Snippet 1
This blank page has little to tell me, and yet presupposes many things to be told. It’s willing and waiting to hold thoughts, emotions, and spirit. Yet its blankness is daunting, almost a wall that pushes back, back to places swirling in quantum time, without order or structure. I hear voices, repeated words that have leaped fifty years in an instant, voices that have been silenced in death, reminding us they live in our personal time warp.
Today I read the obituary of an old friend, George, a person I had not seen in more than fifty years but who lived large in my cranial closet. His obituary was filled with all the appropriate data: his date and place of his birth, where he taught, when he retired, who survived him, a factual snippet of his life.
It never mentioned the time as teen agers when we gathered in his home to party on a Friday night. His mother had gone to visit her sister for the weekend and left him a note. Being a smart ass teen, he read the note aloud to us. In it she told him what she had left in the refrigerator for him and his dad, reminded him to pick up after himself, and finished the note with the following statement: Now that you have read your note aloud to all your friends and you are all laughing, I forgive you. This incident happened long ago and recalling it never fails to make me smile. Their relationship was filled with love, humor, and honesty. It inspired me.
At another Friday night gathering at George’s house, he gave us each paper and crayons. Unable to find the time to visit with children before the assignment’s due date, he instructed us to pretend we were grade school children and draw pictures for his education course at Montclair State Teacher’s College. I was supposed to be a four year old. While we howled and laughed for several hours, sharing our creative expressions, we laughed harder the following week when George reported that his professor found some of the drawings less than believable and even absurd. How could I forget the arrogance of our teenage years?
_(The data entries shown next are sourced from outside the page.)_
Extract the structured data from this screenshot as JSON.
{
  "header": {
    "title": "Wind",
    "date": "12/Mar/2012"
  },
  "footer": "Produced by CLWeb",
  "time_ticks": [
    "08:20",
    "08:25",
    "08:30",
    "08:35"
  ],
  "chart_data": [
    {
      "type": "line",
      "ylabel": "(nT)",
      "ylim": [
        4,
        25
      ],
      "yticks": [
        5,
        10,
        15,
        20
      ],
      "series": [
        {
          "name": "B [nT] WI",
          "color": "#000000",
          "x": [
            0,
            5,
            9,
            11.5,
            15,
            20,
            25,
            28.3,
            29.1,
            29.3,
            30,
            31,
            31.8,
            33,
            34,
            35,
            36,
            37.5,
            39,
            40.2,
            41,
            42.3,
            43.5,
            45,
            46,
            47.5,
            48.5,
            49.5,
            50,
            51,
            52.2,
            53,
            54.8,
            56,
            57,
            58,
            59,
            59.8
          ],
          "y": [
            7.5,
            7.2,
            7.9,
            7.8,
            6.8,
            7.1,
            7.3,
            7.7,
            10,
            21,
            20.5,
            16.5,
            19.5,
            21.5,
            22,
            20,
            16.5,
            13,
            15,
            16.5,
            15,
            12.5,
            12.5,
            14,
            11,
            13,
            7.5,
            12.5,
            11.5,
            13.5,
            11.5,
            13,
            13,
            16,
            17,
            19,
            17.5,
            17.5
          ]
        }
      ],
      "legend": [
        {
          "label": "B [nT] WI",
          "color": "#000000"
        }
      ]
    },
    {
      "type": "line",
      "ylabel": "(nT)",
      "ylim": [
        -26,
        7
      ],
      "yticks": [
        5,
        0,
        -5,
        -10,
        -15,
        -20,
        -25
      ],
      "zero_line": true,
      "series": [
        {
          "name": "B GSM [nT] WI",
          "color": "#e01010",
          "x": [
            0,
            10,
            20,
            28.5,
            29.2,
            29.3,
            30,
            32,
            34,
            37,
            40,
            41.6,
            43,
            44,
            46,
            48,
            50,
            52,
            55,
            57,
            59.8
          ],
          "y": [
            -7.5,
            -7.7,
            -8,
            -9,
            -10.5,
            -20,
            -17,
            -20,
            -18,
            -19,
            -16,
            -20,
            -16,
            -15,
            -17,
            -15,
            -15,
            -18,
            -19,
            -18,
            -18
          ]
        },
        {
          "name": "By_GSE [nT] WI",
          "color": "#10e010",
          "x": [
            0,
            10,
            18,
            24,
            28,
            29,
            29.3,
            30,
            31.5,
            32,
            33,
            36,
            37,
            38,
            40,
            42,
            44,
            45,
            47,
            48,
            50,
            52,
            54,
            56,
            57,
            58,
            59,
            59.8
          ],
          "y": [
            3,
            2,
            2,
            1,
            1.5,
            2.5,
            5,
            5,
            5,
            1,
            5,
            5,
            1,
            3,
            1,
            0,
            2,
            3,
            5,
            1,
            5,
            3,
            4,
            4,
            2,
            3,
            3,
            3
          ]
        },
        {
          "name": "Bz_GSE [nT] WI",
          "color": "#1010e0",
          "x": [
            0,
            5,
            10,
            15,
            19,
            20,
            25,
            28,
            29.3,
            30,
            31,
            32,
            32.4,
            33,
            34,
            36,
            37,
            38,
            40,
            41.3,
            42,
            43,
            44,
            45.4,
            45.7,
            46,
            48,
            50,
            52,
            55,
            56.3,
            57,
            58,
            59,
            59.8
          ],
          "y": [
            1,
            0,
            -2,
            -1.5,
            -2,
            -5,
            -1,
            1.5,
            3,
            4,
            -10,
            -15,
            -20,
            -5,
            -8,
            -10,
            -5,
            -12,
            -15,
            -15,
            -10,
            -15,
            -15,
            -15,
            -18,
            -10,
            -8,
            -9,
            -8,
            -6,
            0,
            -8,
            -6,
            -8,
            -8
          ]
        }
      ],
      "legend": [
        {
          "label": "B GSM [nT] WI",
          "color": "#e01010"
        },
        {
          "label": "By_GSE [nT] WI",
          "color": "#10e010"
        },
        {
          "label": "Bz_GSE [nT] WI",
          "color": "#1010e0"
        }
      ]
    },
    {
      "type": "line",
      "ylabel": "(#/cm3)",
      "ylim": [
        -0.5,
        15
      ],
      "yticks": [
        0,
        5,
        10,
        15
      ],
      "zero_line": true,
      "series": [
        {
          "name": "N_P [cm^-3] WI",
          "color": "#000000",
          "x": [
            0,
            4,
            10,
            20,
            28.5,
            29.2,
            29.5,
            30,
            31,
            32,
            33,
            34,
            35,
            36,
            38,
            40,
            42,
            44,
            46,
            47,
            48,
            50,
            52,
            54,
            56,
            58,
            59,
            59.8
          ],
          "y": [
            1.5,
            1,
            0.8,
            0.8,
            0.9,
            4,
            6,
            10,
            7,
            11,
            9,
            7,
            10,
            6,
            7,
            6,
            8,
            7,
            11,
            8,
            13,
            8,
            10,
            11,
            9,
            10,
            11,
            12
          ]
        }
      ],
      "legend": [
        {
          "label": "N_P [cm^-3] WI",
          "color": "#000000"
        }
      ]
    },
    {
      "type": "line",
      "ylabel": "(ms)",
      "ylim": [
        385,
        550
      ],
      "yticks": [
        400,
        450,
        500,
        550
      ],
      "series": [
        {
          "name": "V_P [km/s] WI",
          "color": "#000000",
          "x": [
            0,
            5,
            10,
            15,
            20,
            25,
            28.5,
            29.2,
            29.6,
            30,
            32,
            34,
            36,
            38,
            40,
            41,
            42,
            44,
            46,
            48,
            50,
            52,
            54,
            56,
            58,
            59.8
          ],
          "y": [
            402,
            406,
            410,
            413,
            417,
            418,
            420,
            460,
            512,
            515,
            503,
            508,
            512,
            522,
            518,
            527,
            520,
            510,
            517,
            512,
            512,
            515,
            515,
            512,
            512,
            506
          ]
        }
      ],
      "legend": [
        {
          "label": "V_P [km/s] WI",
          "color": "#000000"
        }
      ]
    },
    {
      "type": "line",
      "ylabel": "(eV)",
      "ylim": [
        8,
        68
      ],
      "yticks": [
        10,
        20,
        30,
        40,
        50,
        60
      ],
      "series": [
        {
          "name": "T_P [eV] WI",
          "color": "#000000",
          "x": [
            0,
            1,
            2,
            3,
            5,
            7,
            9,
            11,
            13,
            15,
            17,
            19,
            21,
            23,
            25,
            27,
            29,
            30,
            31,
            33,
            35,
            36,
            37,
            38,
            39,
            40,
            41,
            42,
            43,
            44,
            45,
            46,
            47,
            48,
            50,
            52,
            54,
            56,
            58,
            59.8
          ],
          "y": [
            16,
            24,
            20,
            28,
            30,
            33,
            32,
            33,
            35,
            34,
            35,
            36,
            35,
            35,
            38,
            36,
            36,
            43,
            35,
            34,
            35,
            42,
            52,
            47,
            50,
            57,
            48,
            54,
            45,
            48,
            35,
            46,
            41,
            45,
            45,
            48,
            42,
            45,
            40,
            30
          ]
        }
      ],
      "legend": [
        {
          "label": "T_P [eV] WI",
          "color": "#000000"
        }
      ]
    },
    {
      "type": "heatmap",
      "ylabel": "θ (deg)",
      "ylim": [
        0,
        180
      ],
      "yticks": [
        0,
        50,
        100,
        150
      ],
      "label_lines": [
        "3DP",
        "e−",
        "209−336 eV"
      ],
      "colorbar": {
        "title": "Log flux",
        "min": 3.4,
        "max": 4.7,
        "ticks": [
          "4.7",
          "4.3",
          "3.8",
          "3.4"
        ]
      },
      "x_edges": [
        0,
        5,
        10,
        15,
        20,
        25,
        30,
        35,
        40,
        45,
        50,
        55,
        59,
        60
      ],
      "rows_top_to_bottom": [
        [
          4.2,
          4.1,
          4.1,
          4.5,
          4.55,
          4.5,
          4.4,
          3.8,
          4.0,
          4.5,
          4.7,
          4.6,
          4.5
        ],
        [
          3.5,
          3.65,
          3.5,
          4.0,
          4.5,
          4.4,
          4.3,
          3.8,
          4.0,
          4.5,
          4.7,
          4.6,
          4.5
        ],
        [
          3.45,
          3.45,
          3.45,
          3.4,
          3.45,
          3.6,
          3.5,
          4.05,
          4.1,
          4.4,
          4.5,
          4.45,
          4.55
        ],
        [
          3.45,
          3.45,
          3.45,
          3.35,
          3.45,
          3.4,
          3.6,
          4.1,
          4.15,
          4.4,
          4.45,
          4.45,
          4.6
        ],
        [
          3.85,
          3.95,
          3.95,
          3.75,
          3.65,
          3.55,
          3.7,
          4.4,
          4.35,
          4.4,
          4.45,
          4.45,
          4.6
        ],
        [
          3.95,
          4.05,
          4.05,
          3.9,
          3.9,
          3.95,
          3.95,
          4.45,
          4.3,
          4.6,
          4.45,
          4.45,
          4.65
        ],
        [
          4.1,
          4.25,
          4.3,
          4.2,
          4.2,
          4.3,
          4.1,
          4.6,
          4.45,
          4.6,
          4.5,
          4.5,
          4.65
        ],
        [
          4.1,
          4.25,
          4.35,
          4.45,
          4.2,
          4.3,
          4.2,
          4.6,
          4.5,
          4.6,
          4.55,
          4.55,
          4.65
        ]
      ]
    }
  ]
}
Obituaries rarely capture the profound and subtle snippets of a life, those experiences that give new breath to all of us. Who would we be without them? Who would any one of us have been without those Friday nights at George’s home? At the least we are a compendium of experiences in cyclical motion, a centrifuge of sorts, and most obituaries are nothing more than foam on a beer, covering a dense processed liquid below.
In my own cyclical process, I have filled this blank page with a snippet.